Tabii ki öyleydi... Sonra çıkıp mevcut sistemin devam edeceğini söyleyerek gollerini attılar. Şimdi “Cumhurbaşkanı mı insin, Başbakan mı çıksın?” diye konuşuyorlar. Ey be muhalefet sen duvarı dinlemeyi bırakıp da kendi adayını çıkarsana!
Aklınızdan geçen ideal bir Cumhurbaşkanı adayı var mı?
Ben aday olsam muhalefetin çıkaracağı adaydan daha çok oy alırım!
Son dönemde sanatçıların ve aydınların durumu da tuhaflaştı. Ya iktidar yanlısısın ya da ödün vermez bir muhalif... Bir aydın tembelliğinden söz edebilir miyiz?
Sabah kalkar adam, hükümete karşıdır, Yılmaz Özdil’i okuyup “Vay be ne laf koymuş be” der. Akşam haberlere sinirlenir. Sabah yine kalkıp Yılmaz Özdil okur. O ona koyar bu buna koyar ama herkes halinden memnundur. Ülkemizde en büyük sorun muhalefetin muhalefet olmaya, iktidarın da iktidar olmaya alışması değil mi? Herkes halinden memnun. O zaman sokaktaki genç adam lütfen kendini öldürtmesin.
Muhalefet, muhalefet olmaya neden devam ediyor? Seçim sonuçları sizi şaşırttı mı?
Hayır, hiç şaşırtmadı. Muhalefetin “Halk bize muhalefet görevi verdi” demesini çok komik buluyorum. 80 milyon insan bir araya gelip “Şuna iktidar, buna muhalefet görevi verelim” diyen tek hücreli yaratık değildir. Halk yönlendirilebilir.
Çok basit ve sığ düşüncelerle yığınları yandaş, geri kalanı da muhalefet olarak yönetirsin. Kıta Avrupa’sı Birinci ve İkinci Dünya Savaşı’ndan sonra bunu yaşadı. Muhalefetin anlamadığı şey kendisinin de yönetildiği. Okan Bayülgen’e polisle fotoğraf çektirdi diye laf edeceğine aslında nasıl manipüle edilip kışkırtıldığına bak.

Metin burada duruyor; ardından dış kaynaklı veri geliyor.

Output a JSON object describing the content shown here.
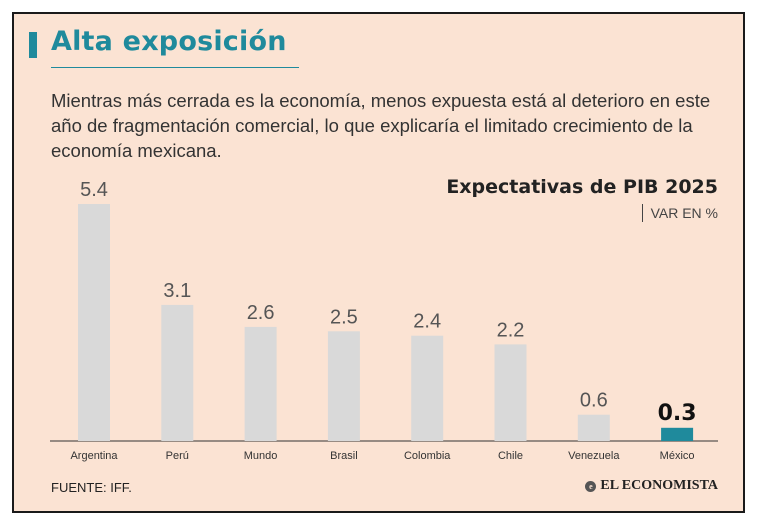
{
  "header": {
    "title": "Alta exposición",
    "description": "Mientras más cerrada es la economía, menos expuesta está al deterioro en este año de fragmentación comercial, lo que explicaría el limitado crecimiento de la economía mexicana."
  },
  "chart_data": {
    "type": "bar",
    "title": "Expectativas de PIB 2025",
    "subtitle": "VAR EN %",
    "categories": [
      "Argentina",
      "Perú",
      "Mundo",
      "Brasil",
      "Colombia",
      "Chile",
      "Venezuela",
      "México"
    ],
    "values": [
      5.4,
      3.1,
      2.6,
      2.5,
      2.4,
      2.2,
      0.6,
      0.3
    ],
    "value_labels": [
      "5.4",
      "3.1",
      "2.6",
      "2.5",
      "2.4",
      "2.2",
      "0.6",
      "0.3"
    ],
    "highlight": "México",
    "ylim": [
      0,
      5.4
    ],
    "colors": {
      "bar": "#d9d9d9",
      "highlight": "#1f8a9c"
    }
  },
  "footer": {
    "source": "FUENTE: IFF.",
    "brand": "EL ECONOMISTA",
    "brand_icon": "e-logo-icon"
  }
}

“AK Parti’ye oy verenlerin aklı yok, manipüle ediliyorlar” demek mi istiyorsunuz?
AK Parti’ye oy veren kitle gayet akıllıca hareket ediyor. AK Parti teşkilatlanmasını en güzel yapmış parti. Üyeleriyle iletişimi çok iyi. Piknikteki insanları bile partiye üye yapıyor. İşçi, kadın, çoluk, çocuk mangalda domates közlerken “Kardeş biliyor musun ben AK Partili oldum” diyor.
Kendini ilk defa adam yerine konmuş, sevilmiş hissediyor. Bu sistem içinde alışveriş manyağına dönüştürülmüş, telefon mesajıyla kredi aldırılmış, her biri en az bin dolar borçlandırılmış halkı düşündüğümüzde AK Parti’ye oy vermek çok akıllıca, çünkü seçimden sonra borsa yükselip dolar düşüyor. Kredi kartı borçları yüzünden intiharı düşünen adam “AK Parti özgürlükleri kısıtlıyor” denmesine aldırır mı?